A discovery of mammoth proportions was made in the North Valley.
Paleontologists unearth a treasure trove of fossils dating back to the ice age.
The fossilized bones of mammoths and other prehistoric animals were discovered during a highway expansion project along Highway 99 at Arboleda Drive, south of Merced.
The find gives an insight into what roamed the Valley floor back in the ice age.
Caltrans had a paleontologist on site when the discovery was made because it was suspected fossils would be found in that area.
Besides mammoth bones, scientists have identified what they believe are the remains of dogs, camels, antelope, horse and bison. Scientists say it's unusual to find so many ice age fossils in Merced County.
Angela Daprato with the California Department of Transportation said, "Caltrans right now is working to determining each fossil that we're finding and their era but right now we are stating that the mammoth is from the ice age."

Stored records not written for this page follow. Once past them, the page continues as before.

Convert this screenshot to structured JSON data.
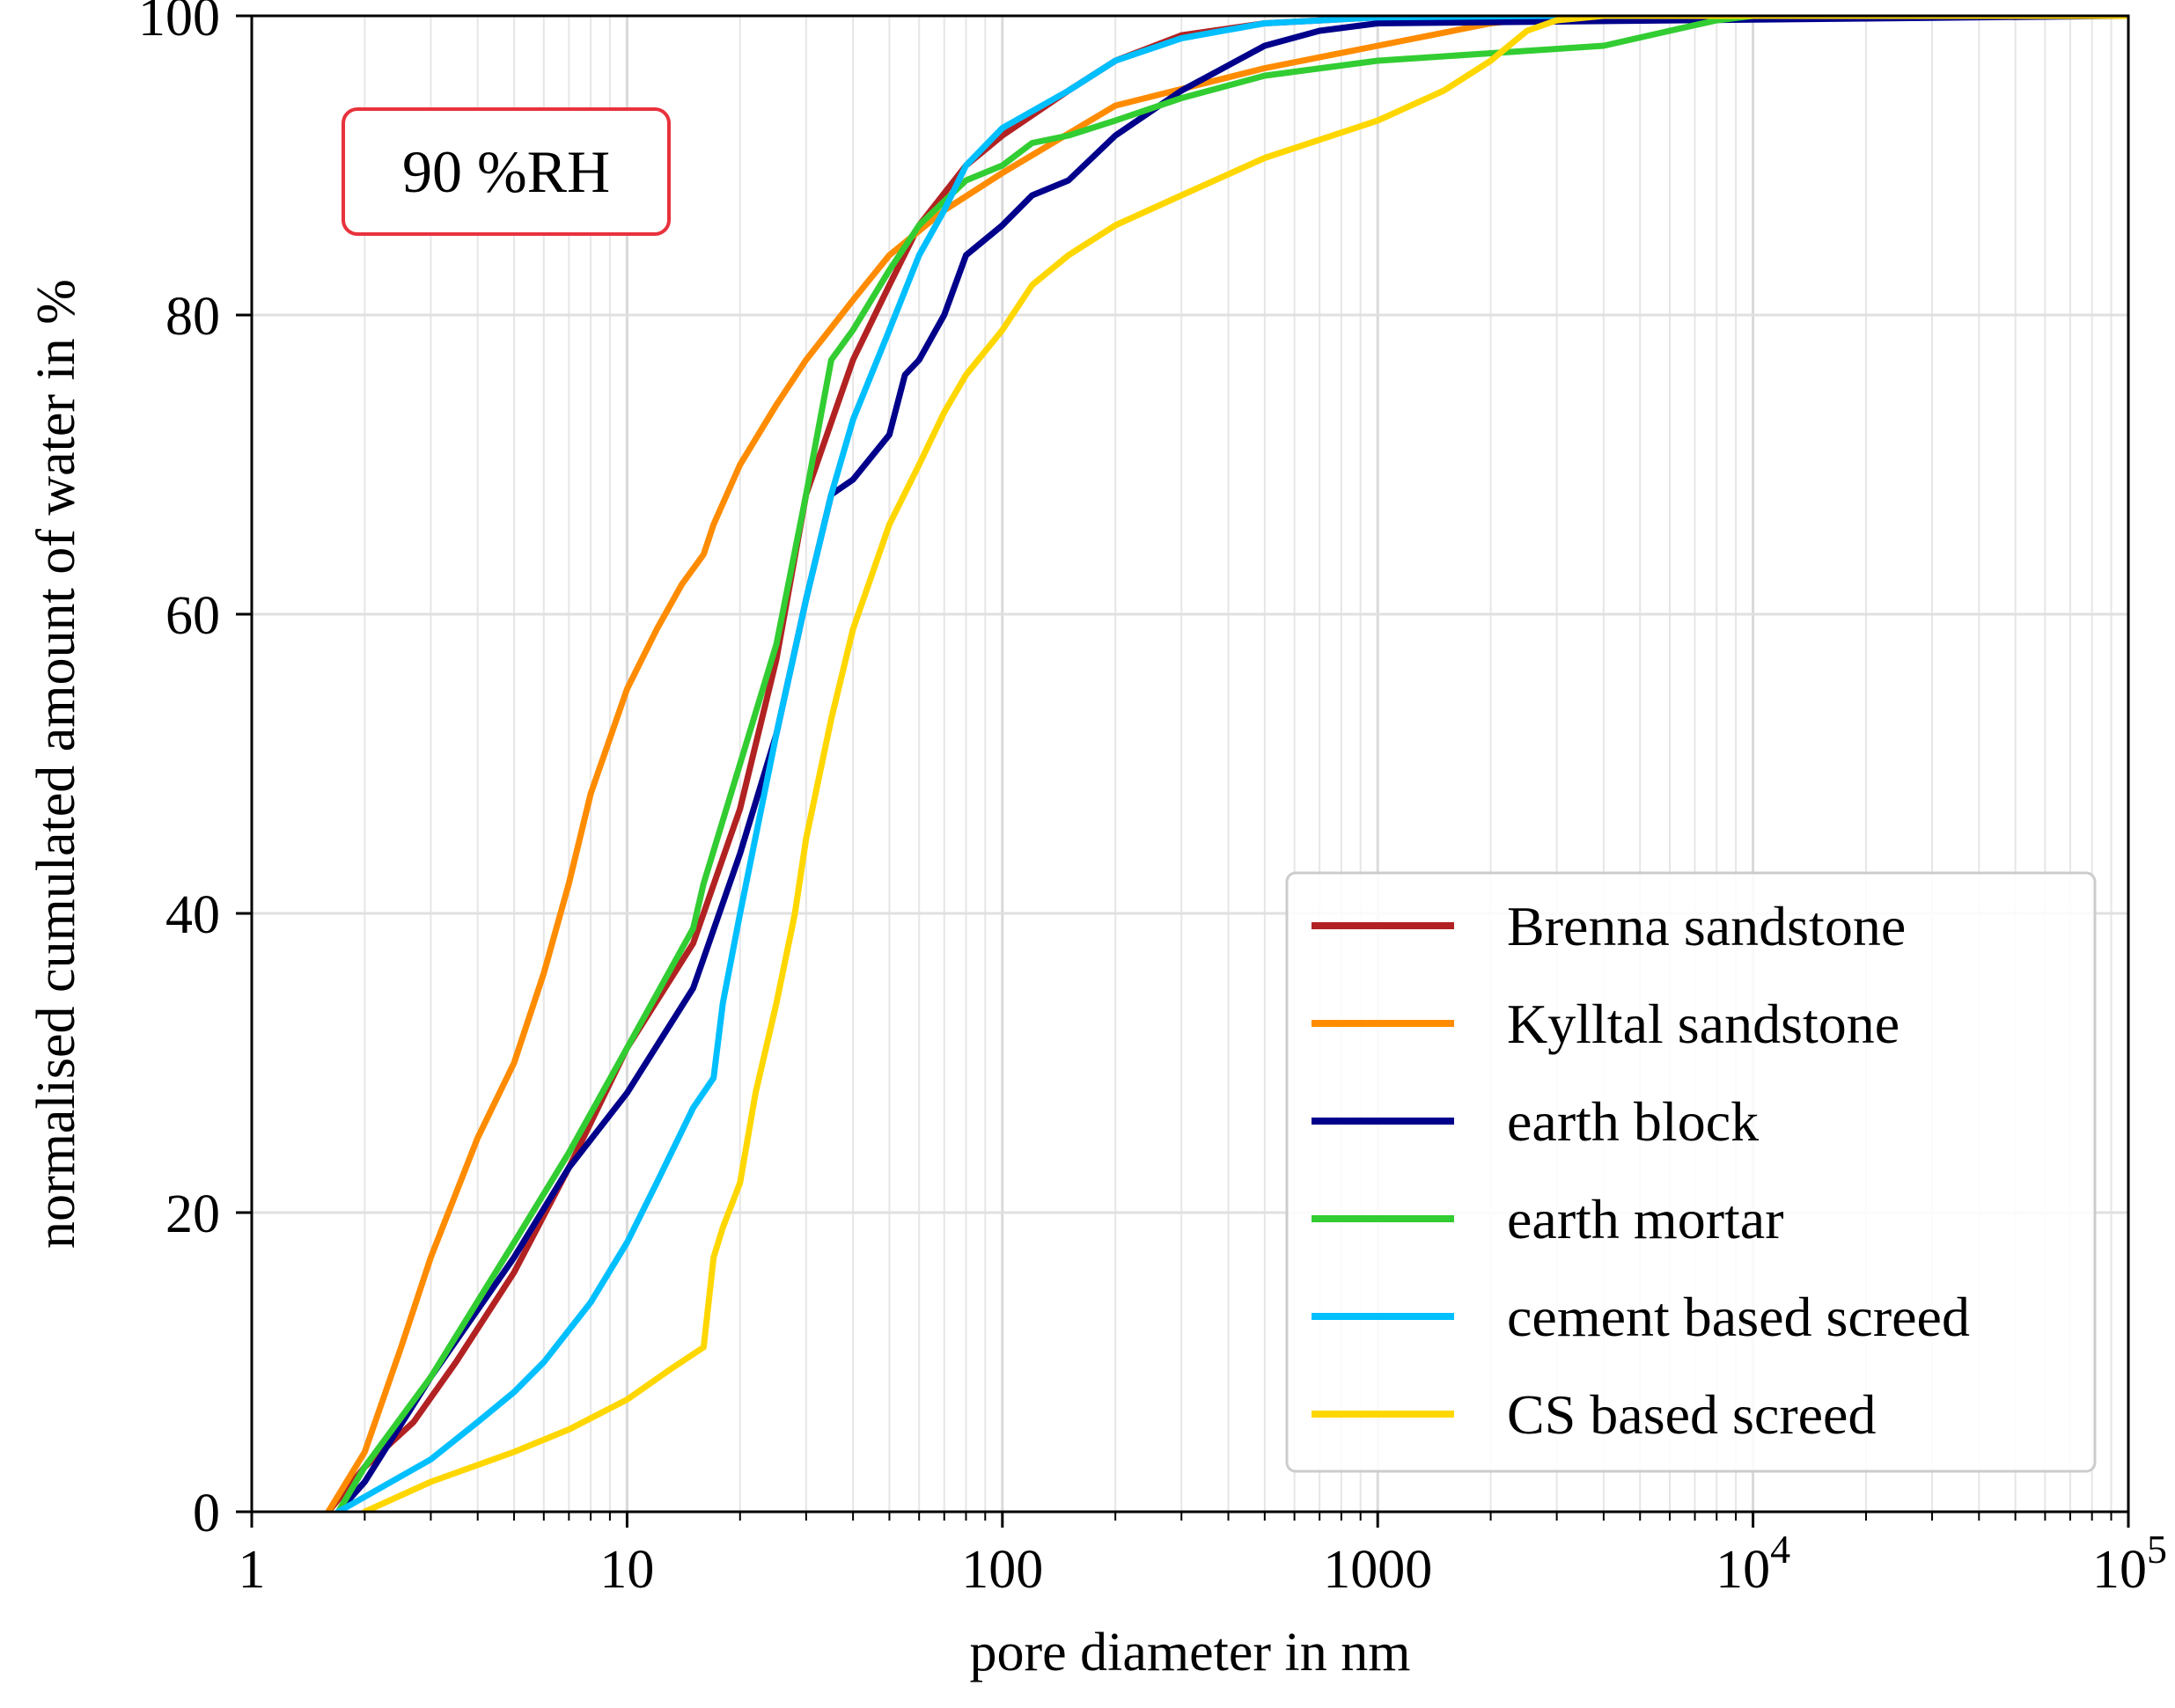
{
  "chart_data": {
    "type": "line",
    "title": "",
    "xlabel": "pore diameter in nm",
    "ylabel": "normalised cumulated amount of water in %",
    "xscale": "log",
    "xlim": [
      1,
      100000
    ],
    "ylim": [
      0,
      100
    ],
    "grid": true,
    "legend_position": "bottom-right",
    "annotation": {
      "text": "90 %RH",
      "border_color": "#e8323c"
    },
    "x_ticks": [
      {
        "value": 1,
        "label": "1"
      },
      {
        "value": 10,
        "label": "10"
      },
      {
        "value": 100,
        "label": "100"
      },
      {
        "value": 1000,
        "label": "1000"
      },
      {
        "value": 10000,
        "label": "10",
        "sup": "4"
      },
      {
        "value": 100000,
        "label": "10",
        "sup": "5"
      }
    ],
    "y_ticks": [
      0,
      20,
      40,
      60,
      80,
      100
    ],
    "series": [
      {
        "name": "Brenna sandstone",
        "color": "#b22222",
        "x": [
          1.6,
          2.0,
          2.7,
          3.5,
          5,
          7,
          10,
          15,
          20,
          25,
          30,
          40,
          50,
          60,
          80,
          100,
          150,
          200,
          300,
          500,
          1000,
          3000,
          100000
        ],
        "y": [
          0,
          3,
          6,
          10,
          16,
          23,
          31,
          38,
          47,
          57,
          68,
          77,
          82,
          86,
          90,
          92,
          95,
          97,
          98.7,
          99.5,
          99.9,
          100,
          100
        ]
      },
      {
        "name": "Kylltal sandstone",
        "color": "#ff8c00",
        "x": [
          1.6,
          2.0,
          2.5,
          3,
          4,
          5,
          6,
          7,
          8,
          10,
          12,
          14,
          16,
          17,
          20,
          25,
          30,
          40,
          50,
          70,
          100,
          200,
          500,
          1000,
          2000,
          3000,
          100000
        ],
        "y": [
          0,
          4,
          11,
          17,
          25,
          30,
          36,
          42,
          48,
          55,
          59,
          62,
          64,
          66,
          70,
          74,
          77,
          81,
          84,
          87,
          89.5,
          94,
          96.5,
          98,
          99.5,
          100,
          100
        ]
      },
      {
        "name": "earth block",
        "color": "#00008b",
        "x": [
          1.7,
          2.0,
          3,
          5,
          7,
          10,
          15,
          16,
          20,
          25,
          30,
          35,
          40,
          50,
          55,
          60,
          70,
          80,
          100,
          120,
          150,
          200,
          300,
          500,
          700,
          1000,
          100000
        ],
        "y": [
          0,
          2,
          9,
          17,
          23,
          28,
          35,
          37,
          44,
          52,
          61,
          68,
          69,
          72,
          76,
          77,
          80,
          84,
          86,
          88,
          89,
          92,
          95,
          98,
          99,
          99.5,
          100
        ]
      },
      {
        "name": "earth mortar",
        "color": "#32cd32",
        "x": [
          1.7,
          2.0,
          3,
          5,
          7,
          10,
          15,
          16,
          20,
          25,
          30,
          35,
          40,
          50,
          60,
          80,
          100,
          120,
          150,
          200,
          300,
          500,
          1000,
          2000,
          4000,
          6000,
          8000,
          10000,
          100000
        ],
        "y": [
          0,
          3,
          9,
          18,
          24,
          31,
          39,
          42,
          50,
          58,
          68,
          77,
          79,
          83,
          86,
          89,
          90,
          91.5,
          92,
          93,
          94.5,
          96,
          97,
          97.5,
          98,
          99,
          99.7,
          100,
          100
        ]
      },
      {
        "name": "cement based screed",
        "color": "#00bfff",
        "x": [
          1.7,
          2.0,
          3,
          4,
          5,
          6,
          8,
          10,
          12,
          15,
          17,
          18,
          20,
          25,
          30,
          35,
          40,
          50,
          60,
          70,
          80,
          100,
          150,
          200,
          300,
          500,
          1000,
          3000,
          100000
        ],
        "y": [
          0,
          1,
          3.5,
          6,
          8,
          10,
          14,
          18,
          22,
          27,
          29,
          34,
          40,
          52,
          61,
          68,
          73,
          79,
          84,
          87,
          90,
          92.5,
          95,
          97,
          98.5,
          99.5,
          99.9,
          100,
          100
        ]
      },
      {
        "name": "CS based screed",
        "color": "#ffd700",
        "x": [
          2.0,
          3,
          5,
          7,
          10,
          13,
          16,
          17,
          18,
          20,
          22,
          25,
          28,
          30,
          35,
          40,
          50,
          60,
          70,
          80,
          100,
          120,
          150,
          200,
          300,
          500,
          1000,
          1500,
          2000,
          2500,
          3000,
          4000,
          100000
        ],
        "y": [
          0,
          2,
          4,
          5.5,
          7.5,
          9.5,
          11,
          17,
          19,
          22,
          28,
          34,
          40,
          45,
          53,
          59,
          66,
          70,
          73.5,
          76,
          79,
          82,
          84,
          86,
          88,
          90.5,
          93,
          95,
          97,
          99,
          99.7,
          100,
          100
        ]
      }
    ]
  }
}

It's believed woolly mammoths were creatures that lived during the last glacial period and became extinct about 10,000 years ago.
Construction of the $128 million high project stopped as soon as the bones were located to give scientists time to identify and remove the artifacts. "Caltrans is committed to preserving these historical artifacts and we always use proper protocol to maintain their integrity for proper study," said Daprato.
The last time mammoth fossils were found in the Central Valley was back in the 1990s in Madera County.
Caltrans is widening the 4-lane highway to a 6-lane freeway south of Merced.